How does a U.S. Senate candidate follow the release of tax returns that show her family’s annual income in 2010 was nearly $35 million? Or that she and her husband spent nearly $200,000 on household help — three or four times the household income of a more typical couple in Connecticut?
If you are Republican Linda McMahon, you run a new television ad that reaches back before she and her husband, Vince, became wealthy building World Wrestling Entertainment into a successful entertainment and media franchise. Her new ad reminds voters of exactly how far she has come.
“You may not know, but before I had success in business, before I helped create hundreds of jobs here in Connecticut, my husband and I had to declare bankruptcy, and we lost our home,” McMahon says, looking into the camera, as a mournful piano plays softy.
“Those were difficult times for my family,” she says, as an old snapshot of the couple and their children flashes on screen. “And I will never forget the lessons I learned about hard work, luck and never giving up.”
“I’m Linda McMahon, and I approve this message, because I know what it’s like to struggle, and how urgent it is to fight to get our economy working again.”
McMahon’s bankruptcy is not a new element of her campaign biography. She frequently used it in 2010 as a counterweight to the attention garnered by her lavish spending on her previous campaign, which totaled more than $50 million of her own funds. It is part of her story in 2012.
Her campaign spokesman, Tim Murtaugh, said the timing of the new ad — it will be seen on broadcast and cable channels beginning Thursday morning — has nothing to do with last week’s release of her state and federal tax returns.
Those returns show the McMahons paid $4.7 million in federal taxes on an adjusted gross income of $30.6 million, most of which was investment income, for an effective tax rate of 15.35 percent. Before adjustments, the McMahons had income of $34.6 million, including $2.7 million in tax-exempt interest and $1.36 million in pensions or annuities.
“This was always, we believed, an important thing to tell,” Murtaugh said. “Yes, she is very successful now, but it wasn’t always that way. It’s an important part of her story.”
It also is an incomplete part of her story. Aside from docket entries noting a bankruptcy filed in 1976, other records of the 36-year-old case are not available, giving the media and public no sense of how far the McMahons fell into debt or how much of a debt was wiped clean.
McMahon has not released any bankruptcy records. Murtaugh says she has none to release.
But the bankruptcy remains a powerful symbol for McMahon, who now lives in a Greenwich mansion and is described by a Democratic opponent, U.S. Rep. Chris Murphy, D-5th District, as not understanding middle-class concerns.
McMahon has talked about being pregnant with her daughter during the bankruptcy.
She is not alone in emphasizing humble beginnings on the campaign trail. Murphy is the son of the managing partner of a prominent downtown Hartford law firm, but the parent he most often references is his mother, who grew up in public housing in New Britain.

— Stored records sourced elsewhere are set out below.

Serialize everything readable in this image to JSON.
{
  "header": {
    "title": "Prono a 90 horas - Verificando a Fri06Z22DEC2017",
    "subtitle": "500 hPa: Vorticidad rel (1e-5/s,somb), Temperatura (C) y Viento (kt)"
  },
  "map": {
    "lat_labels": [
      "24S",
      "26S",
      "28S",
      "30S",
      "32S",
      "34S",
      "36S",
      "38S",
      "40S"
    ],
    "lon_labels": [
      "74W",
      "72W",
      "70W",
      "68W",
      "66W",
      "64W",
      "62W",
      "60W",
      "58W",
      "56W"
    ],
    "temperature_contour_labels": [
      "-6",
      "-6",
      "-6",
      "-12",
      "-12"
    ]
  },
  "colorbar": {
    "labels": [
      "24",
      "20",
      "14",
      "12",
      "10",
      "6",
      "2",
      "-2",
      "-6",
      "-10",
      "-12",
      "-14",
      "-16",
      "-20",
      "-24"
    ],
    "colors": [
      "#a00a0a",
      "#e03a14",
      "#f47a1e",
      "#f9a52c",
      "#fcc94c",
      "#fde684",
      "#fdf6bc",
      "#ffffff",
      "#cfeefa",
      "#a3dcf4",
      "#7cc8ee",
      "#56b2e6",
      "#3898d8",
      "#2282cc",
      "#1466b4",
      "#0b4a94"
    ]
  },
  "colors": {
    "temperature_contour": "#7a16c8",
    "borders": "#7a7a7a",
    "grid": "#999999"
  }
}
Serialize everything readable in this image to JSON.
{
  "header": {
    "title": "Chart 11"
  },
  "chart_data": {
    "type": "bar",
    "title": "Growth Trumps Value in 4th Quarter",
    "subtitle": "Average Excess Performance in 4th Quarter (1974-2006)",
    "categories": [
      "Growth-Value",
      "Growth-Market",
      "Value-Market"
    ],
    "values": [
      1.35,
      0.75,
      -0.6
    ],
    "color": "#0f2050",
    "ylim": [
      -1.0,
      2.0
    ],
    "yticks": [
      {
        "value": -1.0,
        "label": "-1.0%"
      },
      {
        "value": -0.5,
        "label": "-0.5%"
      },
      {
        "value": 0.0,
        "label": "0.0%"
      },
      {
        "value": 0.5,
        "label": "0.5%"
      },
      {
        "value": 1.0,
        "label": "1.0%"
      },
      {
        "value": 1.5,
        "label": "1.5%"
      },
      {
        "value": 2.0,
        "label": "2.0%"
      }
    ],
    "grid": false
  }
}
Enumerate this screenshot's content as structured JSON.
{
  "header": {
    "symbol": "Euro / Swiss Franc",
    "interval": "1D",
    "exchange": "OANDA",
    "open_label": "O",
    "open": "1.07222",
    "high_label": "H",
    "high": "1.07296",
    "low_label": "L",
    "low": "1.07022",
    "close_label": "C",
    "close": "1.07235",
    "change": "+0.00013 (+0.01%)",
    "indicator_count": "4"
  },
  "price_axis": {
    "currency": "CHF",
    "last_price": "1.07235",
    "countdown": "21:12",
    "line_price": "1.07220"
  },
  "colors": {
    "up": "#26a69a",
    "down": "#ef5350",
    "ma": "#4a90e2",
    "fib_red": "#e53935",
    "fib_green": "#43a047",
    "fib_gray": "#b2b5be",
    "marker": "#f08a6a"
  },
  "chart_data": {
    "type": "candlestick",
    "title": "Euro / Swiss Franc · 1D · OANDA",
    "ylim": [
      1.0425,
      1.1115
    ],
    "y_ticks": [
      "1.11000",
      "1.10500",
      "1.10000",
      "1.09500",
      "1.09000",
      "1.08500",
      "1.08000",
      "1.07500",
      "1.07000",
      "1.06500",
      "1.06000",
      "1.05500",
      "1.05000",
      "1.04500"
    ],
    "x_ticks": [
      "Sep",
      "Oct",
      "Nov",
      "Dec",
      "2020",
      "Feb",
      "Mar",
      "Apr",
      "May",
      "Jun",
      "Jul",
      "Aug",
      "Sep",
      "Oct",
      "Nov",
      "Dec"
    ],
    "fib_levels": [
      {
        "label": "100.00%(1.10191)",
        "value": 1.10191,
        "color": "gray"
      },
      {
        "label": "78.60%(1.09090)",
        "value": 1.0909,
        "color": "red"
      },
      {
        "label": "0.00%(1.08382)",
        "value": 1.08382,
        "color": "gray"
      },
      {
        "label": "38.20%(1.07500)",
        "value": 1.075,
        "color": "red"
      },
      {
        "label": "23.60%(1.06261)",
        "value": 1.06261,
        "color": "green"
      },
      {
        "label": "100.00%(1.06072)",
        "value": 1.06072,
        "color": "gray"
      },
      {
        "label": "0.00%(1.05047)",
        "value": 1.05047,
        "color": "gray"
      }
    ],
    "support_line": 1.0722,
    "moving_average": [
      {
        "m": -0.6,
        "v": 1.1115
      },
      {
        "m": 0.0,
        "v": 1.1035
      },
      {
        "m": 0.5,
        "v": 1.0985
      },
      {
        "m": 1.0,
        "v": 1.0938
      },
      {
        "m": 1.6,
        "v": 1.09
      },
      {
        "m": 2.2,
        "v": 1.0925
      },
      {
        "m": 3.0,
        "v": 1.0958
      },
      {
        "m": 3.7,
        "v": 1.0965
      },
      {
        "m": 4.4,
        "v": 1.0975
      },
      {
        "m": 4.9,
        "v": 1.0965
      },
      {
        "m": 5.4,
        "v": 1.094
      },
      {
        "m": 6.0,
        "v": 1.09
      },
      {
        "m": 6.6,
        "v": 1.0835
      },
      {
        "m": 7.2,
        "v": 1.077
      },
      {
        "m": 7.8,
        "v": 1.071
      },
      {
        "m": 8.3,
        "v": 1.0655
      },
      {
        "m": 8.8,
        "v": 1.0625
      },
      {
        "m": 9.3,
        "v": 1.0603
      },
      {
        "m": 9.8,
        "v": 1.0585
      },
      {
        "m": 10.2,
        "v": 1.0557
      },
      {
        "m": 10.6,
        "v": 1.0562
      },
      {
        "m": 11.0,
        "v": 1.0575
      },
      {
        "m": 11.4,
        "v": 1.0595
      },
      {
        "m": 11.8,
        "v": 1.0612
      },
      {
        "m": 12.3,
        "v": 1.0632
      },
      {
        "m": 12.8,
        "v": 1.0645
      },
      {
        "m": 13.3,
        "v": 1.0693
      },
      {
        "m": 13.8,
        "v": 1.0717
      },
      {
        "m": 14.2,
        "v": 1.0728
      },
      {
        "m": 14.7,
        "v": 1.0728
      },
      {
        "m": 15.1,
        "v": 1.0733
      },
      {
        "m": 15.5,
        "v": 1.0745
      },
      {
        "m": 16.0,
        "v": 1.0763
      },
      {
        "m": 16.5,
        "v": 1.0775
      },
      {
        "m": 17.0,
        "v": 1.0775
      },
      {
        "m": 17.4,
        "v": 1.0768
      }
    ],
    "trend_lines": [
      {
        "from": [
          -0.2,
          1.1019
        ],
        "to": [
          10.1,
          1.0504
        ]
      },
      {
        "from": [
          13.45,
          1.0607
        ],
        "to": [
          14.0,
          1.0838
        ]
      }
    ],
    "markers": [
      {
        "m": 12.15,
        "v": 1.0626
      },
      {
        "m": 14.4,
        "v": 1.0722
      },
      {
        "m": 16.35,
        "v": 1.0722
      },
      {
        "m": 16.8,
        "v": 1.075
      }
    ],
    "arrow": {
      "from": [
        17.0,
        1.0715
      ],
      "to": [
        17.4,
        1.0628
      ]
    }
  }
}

Aside from her bankruptcy, McMahon also talks about her modest upbringing in North Carolina, where her parents were civilian employees of the nearby Marine air station at Cherry Point.
“She does know what it’s like to struggle,” Murtaugh said.
He said the new ad would be coming out even if her tax returns didn’t become public last week.
“This was independent of the tax return issue,” Murtaugh said. “It was always the plan to let Linda tell her story.”